Pasaron algunos segundos, y luego Klor concentró nuevamente la atención en su consola.
—
Z’breth
—susurró Keth, que se hallaba de pie en la zona de los asientos de pasajeros; al parecer, todavía estaba ofuscado por la pérdida de los cautivos. Luego se rehízo.
—¡Klor! ¡Su escudo personal! Actívelo, y aumente el diámetro para incluir al prisionero. —Se oyó un pequeño chasquido cuando Keth pulsó un control de su cinturón y activó su propio escudo.
—Cincuenta unidades —dijo Klor con voz queda, como si no le hubiese oído.
G’dath deslizó un dedo al interior del parpadeante globo y cerró un interruptor. El resultado iba a ser un aumento enorme de la energía que desembocaría en una explosión. No requeriría más de treinta segundos.
En un último gesto de desdén, Klor no se volvió, no obedeció la orden de su superior, sino que permaneció sentado mirando fijamente las lecturas de la consola del timón.

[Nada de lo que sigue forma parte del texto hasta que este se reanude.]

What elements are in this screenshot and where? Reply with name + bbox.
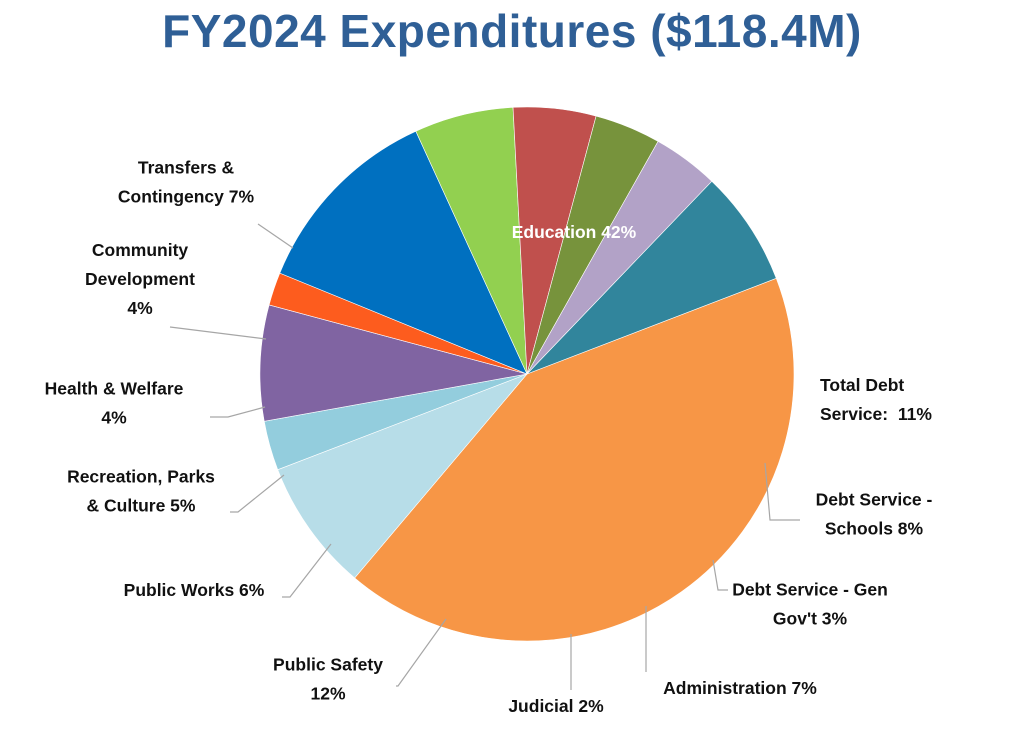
slice-label-judicial: Judicial 2% [508, 696, 604, 716]
group-label-total-debt-service: Total Debt Service: 11% [820, 375, 932, 424]
group-label-line: Total Debt [820, 375, 904, 395]
group-label-line: Service: 11% [820, 404, 932, 424]
slice-label-community-development: Community Development 4% [85, 240, 195, 318]
slice-label-line: Development [85, 269, 195, 289]
slice-administration [259, 304, 528, 422]
slice-label-public-safety: Public Safety 12% [273, 655, 383, 704]
slice-label-line: Health & Welfare [45, 379, 184, 399]
slice-label-recreation-parks-culture: Recreation, Parks & Culture 5% [67, 467, 215, 516]
slice-label-line: Education 42% [512, 222, 637, 242]
leader-line-transfers-contingency [257, 223, 294, 249]
slice-label-line: Public Safety [273, 655, 383, 675]
slice-label-line: 4% [101, 408, 127, 428]
slice-label-line: Community [92, 240, 189, 260]
leader-line-recreation-parks-culture [230, 474, 285, 513]
slice-label-line: Administration 7% [663, 678, 817, 698]
slice-transfers-contingency [526, 180, 777, 375]
leader-lines [169, 223, 800, 690]
leader-line-public-safety [396, 618, 447, 687]
slice-label-administration: Administration 7% [663, 678, 817, 698]
slice-label-education: Education 42% [512, 222, 637, 242]
slice-label-line: Judicial 2% [508, 696, 604, 716]
slice-label-health-welfare: Health & Welfare 4% [45, 379, 184, 428]
leader-line-debt-service-schools [764, 462, 800, 521]
slice-label-line: 4% [127, 298, 153, 318]
slice-label-line: Schools 8% [825, 519, 924, 539]
slice-label-line: Public Works 6% [124, 580, 265, 600]
slice-label-line: Recreation, Parks [67, 467, 215, 487]
chart-title: FY2024 Expenditures ($118.4M) [162, 5, 862, 57]
leader-line-health-welfare [210, 406, 266, 418]
slice-label-debt-service-gen-gov-t: Debt Service - Gen Gov't 3% [732, 580, 888, 629]
slice-label-line: Contingency 7% [118, 187, 255, 207]
slice-label-line: Gov't 3% [773, 609, 848, 629]
leader-line-debt-service-gen-gov-t [712, 559, 728, 591]
slice-label-line: 12% [310, 684, 345, 704]
slice-label-transfers-contingency: Transfers & Contingency 7% [118, 158, 255, 207]
slice-labels: Education 42%Debt Service -Schools 8%Deb… [45, 158, 933, 717]
slice-label-public-works: Public Works 6% [124, 580, 265, 600]
slice-label-line: Transfers & [138, 158, 235, 178]
leader-line-public-works [282, 543, 332, 598]
slice-public-safety [279, 130, 528, 375]
slice-label-line: Debt Service - [816, 490, 933, 510]
pie-slices [259, 106, 795, 642]
slice-debt-service-schools [277, 373, 528, 579]
slice-label-line: & Culture 5% [87, 496, 196, 516]
leader-line-community-development [169, 326, 267, 340]
slice-label-line: Debt Service - Gen [732, 580, 888, 600]
slice-label-debt-service-schools: Debt Service - Schools 8% [816, 490, 933, 539]
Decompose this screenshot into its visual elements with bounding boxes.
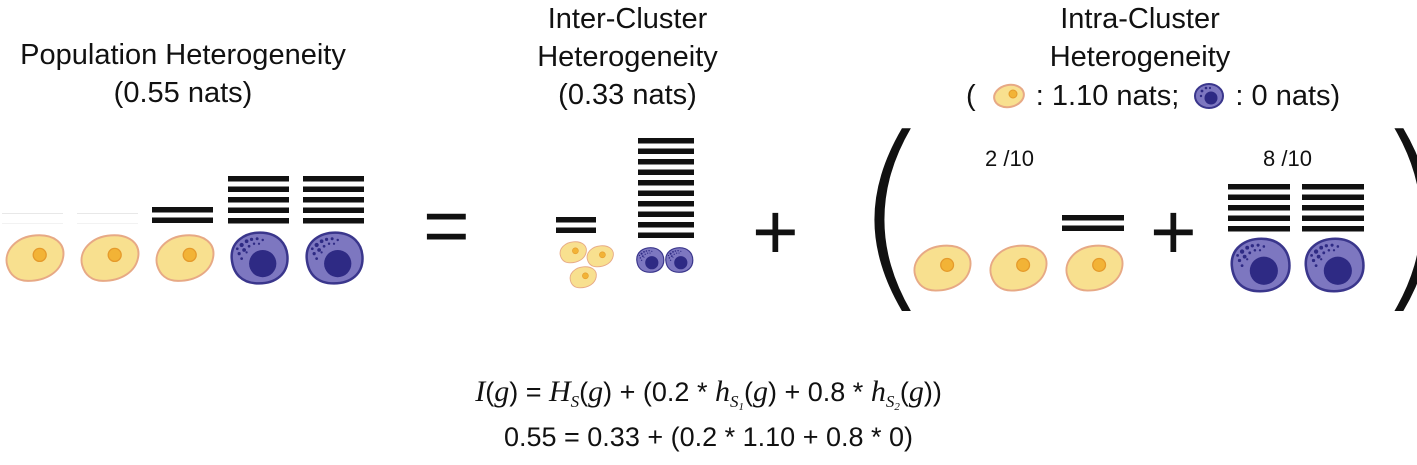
population-blue-cell-2	[305, 231, 364, 285]
eq-h1-S: S	[729, 392, 739, 411]
population-bars-5	[303, 175, 364, 223]
inter-yellow-cell-3	[569, 266, 597, 289]
population-yellow-cell-3	[155, 234, 215, 282]
intra-legend: ( : 1.10 nats; : 0 nats)	[966, 77, 1340, 115]
intra-blue-cell-1	[1230, 237, 1291, 293]
population-heading-title: Population Heterogeneity	[20, 39, 346, 71]
eq-close: )	[932, 377, 942, 407]
intra-yellow-cell-1	[913, 244, 972, 292]
inter-blue-cell-1	[636, 247, 665, 273]
eq-g2: g	[588, 375, 604, 408]
plus-sign-intra: +	[1150, 187, 1197, 276]
eq-g4: g	[908, 375, 924, 408]
population-bars-2	[77, 212, 138, 224]
eq-plus2: + 0.8 *	[784, 377, 864, 407]
population-yellow-cell-2	[80, 234, 140, 282]
intra-yellow-cell-3	[1065, 244, 1124, 292]
intra-heading-line1: Intra-Cluster	[1060, 3, 1220, 35]
legend-yellow-cell-icon	[992, 83, 1025, 109]
intra-bars-yellow-3	[1062, 215, 1124, 231]
population-bars-1	[2, 212, 63, 224]
population-blue-cell-1	[230, 231, 289, 285]
intra-bars-yellow-2	[986, 226, 1048, 232]
intra-yellow-cell-2	[989, 244, 1048, 292]
eq-plus1: + (0.2 *	[619, 377, 708, 407]
population-bars-3	[152, 207, 213, 223]
inter-heading-value: (0.33 nats)	[558, 79, 697, 111]
inter-heading-line1: Inter-Cluster	[547, 3, 708, 35]
intra-blue-cell-2	[1304, 237, 1365, 293]
intra-bars-blue-1	[1228, 183, 1290, 231]
intra-heading-line2: Heterogeneity	[1049, 41, 1231, 73]
equals-sign: =	[423, 181, 470, 270]
inter-bars-yellow	[556, 217, 596, 233]
intra-heading: Intra-Cluster Heterogeneity	[990, 0, 1290, 76]
population-yellow-cell-1	[5, 234, 65, 282]
legend-open-paren: (	[966, 80, 976, 112]
legend-blue-value: : 0 nats)	[1235, 80, 1341, 112]
population-bars-4	[228, 175, 289, 223]
inter-yellow-cell-2	[586, 245, 614, 268]
eq-equals: =	[525, 377, 542, 407]
population-heading: Population Heterogeneity (0.55 nats)	[0, 36, 366, 112]
eq-H: H	[548, 375, 571, 408]
inter-yellow-cell-1	[559, 241, 587, 264]
legend-yellow-value: : 1.10 nats;	[1035, 80, 1180, 112]
eq-H-sub: S	[570, 392, 580, 411]
inter-heading: Inter-Cluster Heterogeneity (0.33 nats)	[500, 0, 755, 114]
eq-g1: g	[494, 375, 510, 408]
equation-numeric: 0.55 = 0.33 + (0.2 * 1.10 + 0.8 * 0)	[503, 422, 914, 452]
eq-g3: g	[752, 375, 768, 408]
fraction-yellow: 2 /10	[985, 146, 1034, 171]
plus-sign-inter: +	[752, 187, 799, 276]
eq-h2-sub: 2	[894, 401, 900, 413]
population-heading-value: (0.55 nats)	[113, 77, 253, 109]
intra-bars-blue-2	[1302, 183, 1364, 231]
eq-I: I	[475, 375, 486, 408]
inter-bars-blue	[638, 138, 694, 238]
eq-h2: h	[870, 375, 886, 408]
equation-symbolic: I(g) = HS(g) + (0.2 * hS1(g) + 0.8 * hS2…	[475, 375, 942, 413]
close-paren: )	[1372, 112, 1417, 317]
inter-blue-cell-2	[665, 247, 694, 273]
intra-bars-yellow-1	[910, 226, 972, 232]
legend-blue-cell-icon	[1194, 83, 1225, 109]
inter-heading-line2: Heterogeneity	[537, 41, 718, 73]
eq-h2-S: S	[885, 392, 895, 411]
fraction-blue: 8 /10	[1263, 146, 1312, 171]
eq-h1: h	[714, 375, 730, 408]
eq-h1-sub: 1	[738, 401, 744, 413]
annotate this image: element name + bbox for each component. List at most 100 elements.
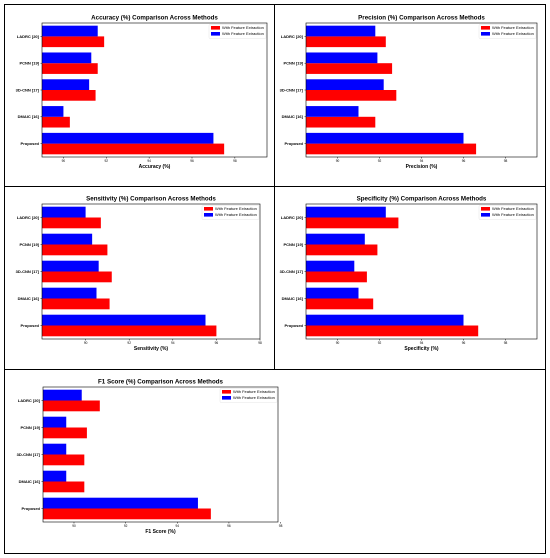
bar-pcnn-19-series-2 <box>306 52 378 64</box>
legend-box <box>219 388 278 403</box>
x-tick-label: 94 <box>171 341 175 345</box>
bar-pcnn-19-series-2 <box>306 233 365 245</box>
bar-dmaic-16-series-1 <box>306 298 374 310</box>
bar-ladrc-20-series-1 <box>43 400 100 412</box>
bar-3d-cnn-17-series-1 <box>42 90 96 101</box>
y-tick-label: 3D-CNN [17] <box>16 87 40 92</box>
y-tick-label: Proposed <box>21 323 40 328</box>
y-tick-label: 3D-CNN [17] <box>280 87 304 92</box>
legend-box <box>201 205 260 220</box>
bar-3d-cnn-17-series-1 <box>43 454 85 466</box>
f1-score-chart-panel: F1 Score (%) Comparison Across Methods LA… <box>4 369 546 554</box>
bar-dmaic-16-series-2 <box>306 106 359 117</box>
legend-box <box>478 205 537 220</box>
bar-pcnn-19-series-2 <box>42 52 92 64</box>
legend-swatch <box>481 207 490 211</box>
x-tick-label: 90 <box>336 341 340 345</box>
bar-dmaic-16-series-1 <box>43 481 85 493</box>
bar-3d-cnn-17-series-2 <box>306 260 355 272</box>
legend-label: With Feature Extraction <box>233 395 275 400</box>
bar-proposed-series-1 <box>42 325 217 337</box>
legend-label: With Feature Extraction <box>492 212 534 217</box>
bar-proposed-series-2 <box>42 132 214 144</box>
legend-label: With Feature Extraction <box>215 212 257 217</box>
x-tick-label: 96 <box>215 341 219 345</box>
bar-proposed-series-1 <box>306 143 477 155</box>
bar-proposed-series-2 <box>42 314 206 326</box>
bar-pcnn-19-series-1 <box>43 427 87 439</box>
x-tick-label: 92 <box>124 524 128 528</box>
legend-label: With Feature Extraction <box>492 206 534 211</box>
precision-x-axis-label: Precision (%) <box>406 164 438 170</box>
bar-ladrc-20-series-2 <box>43 389 82 401</box>
accuracy-plot-frame <box>41 22 268 158</box>
x-tick-label: 96 <box>190 159 194 163</box>
bar-dmaic-16-series-2 <box>42 287 97 299</box>
y-tick-label: PCNN [19] <box>283 242 303 247</box>
precision-chart-svg: Precision (%) Comparison Across Methods L… <box>280 15 538 170</box>
x-tick-label: 98 <box>233 159 237 163</box>
y-tick-label: LADRC [20] <box>17 215 40 220</box>
legend-swatch <box>222 396 231 400</box>
legend-swatch <box>481 213 490 217</box>
legend-swatch <box>481 26 490 30</box>
legend-label: With Feature Extraction <box>233 389 275 394</box>
legend-label: With Feature Extraction <box>222 31 264 36</box>
y-tick-label: Proposed <box>21 141 40 146</box>
bar-dmaic-16-series-2 <box>306 287 359 299</box>
legend-swatch <box>481 32 490 36</box>
legend-label: With Feature Extraction <box>222 25 264 30</box>
x-tick-label: 90 <box>62 159 66 163</box>
accuracy-x-axis-label: Accuracy (%) <box>139 164 171 170</box>
x-tick-label: 98 <box>504 159 508 163</box>
y-tick-label: LADRC [20] <box>17 34 40 39</box>
sensitivity-plot-frame <box>41 203 261 340</box>
legend-label: With Feature Extraction <box>492 25 534 30</box>
bar-ladrc-20-series-2 <box>306 206 386 218</box>
y-tick-label: DMAIC [16] <box>282 114 304 119</box>
legend-label: With Feature Extraction <box>492 31 534 36</box>
bar-pcnn-19-series-2 <box>43 416 67 428</box>
x-tick-label: 90 <box>72 524 76 528</box>
x-tick-label: 94 <box>147 159 151 163</box>
f1-score-x-axis-label: F1 Score (%) <box>145 529 176 535</box>
bar-3d-cnn-17-series-2 <box>43 443 67 455</box>
precision-plot-frame <box>305 22 538 158</box>
y-tick-label: PCNN [19] <box>20 425 40 430</box>
legend-label: With Feature Extraction <box>215 206 257 211</box>
bar-pcnn-19-series-1 <box>42 63 98 74</box>
x-tick-label: 96 <box>227 524 231 528</box>
y-tick-label: PCNN [19] <box>283 61 303 66</box>
precision-chart-title: Precision (%) Comparison Across Methods <box>358 15 485 22</box>
y-tick-label: 3D-CNN [17] <box>16 269 40 274</box>
f1-score-chart-svg: F1 Score (%) Comparison Across Methods LA… <box>17 379 283 536</box>
x-tick-label: 98 <box>279 524 283 528</box>
bar-proposed-series-2 <box>306 132 464 144</box>
x-tick-label: 94 <box>176 524 180 528</box>
bar-ladrc-20-series-1 <box>306 217 399 229</box>
y-tick-label: DMAIC [16] <box>282 296 304 301</box>
bar-pcnn-19-series-1 <box>42 244 108 256</box>
y-tick-label: PCNN [19] <box>19 61 39 66</box>
bar-proposed-series-1 <box>43 508 211 520</box>
sensitivity-chart-svg: Sensitivity (%) Comparison Across Method… <box>16 196 262 353</box>
legend-swatch <box>222 390 231 394</box>
y-tick-label: Proposed <box>285 141 304 146</box>
bar-proposed-series-1 <box>306 325 479 337</box>
bar-ladrc-20-series-1 <box>42 36 105 48</box>
bar-ladrc-20-series-1 <box>306 36 386 48</box>
specificity-chart-svg: Specificity (%) Comparison Across Method… <box>280 196 538 352</box>
y-tick-label: Proposed <box>22 506 41 511</box>
bar-ladrc-20-series-2 <box>306 25 376 37</box>
bar-proposed-series-2 <box>306 314 464 326</box>
x-tick-label: 90 <box>84 341 88 345</box>
y-tick-label: LADRC [20] <box>281 215 304 220</box>
sensitivity-chart-panel: Sensitivity (%) Comparison Across Method… <box>4 186 275 370</box>
x-tick-label: 96 <box>462 341 466 345</box>
x-tick-label: 90 <box>336 159 340 163</box>
x-tick-label: 92 <box>378 341 382 345</box>
sensitivity-x-axis-label: Sensitivity (%) <box>134 346 169 352</box>
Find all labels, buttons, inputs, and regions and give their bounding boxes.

G’dath comprendía el porqué; en su furia, Keth había maldecido a la familia de Klor y lo había llamado hijo de terrícolas, uno de los peores insultos posibles… y uno que no estaba lejos de la verdad. Por no haber obedecido la orden de matar a Joey, Keth había prometido someter a Klor a consejo de guerra… y arrojar sobre él la máxima desgracia cuando regresaran a casa.
G’dath se alegraba de que un espíritu noble como el de Klor fuera a ahorrarse semejante deshonor.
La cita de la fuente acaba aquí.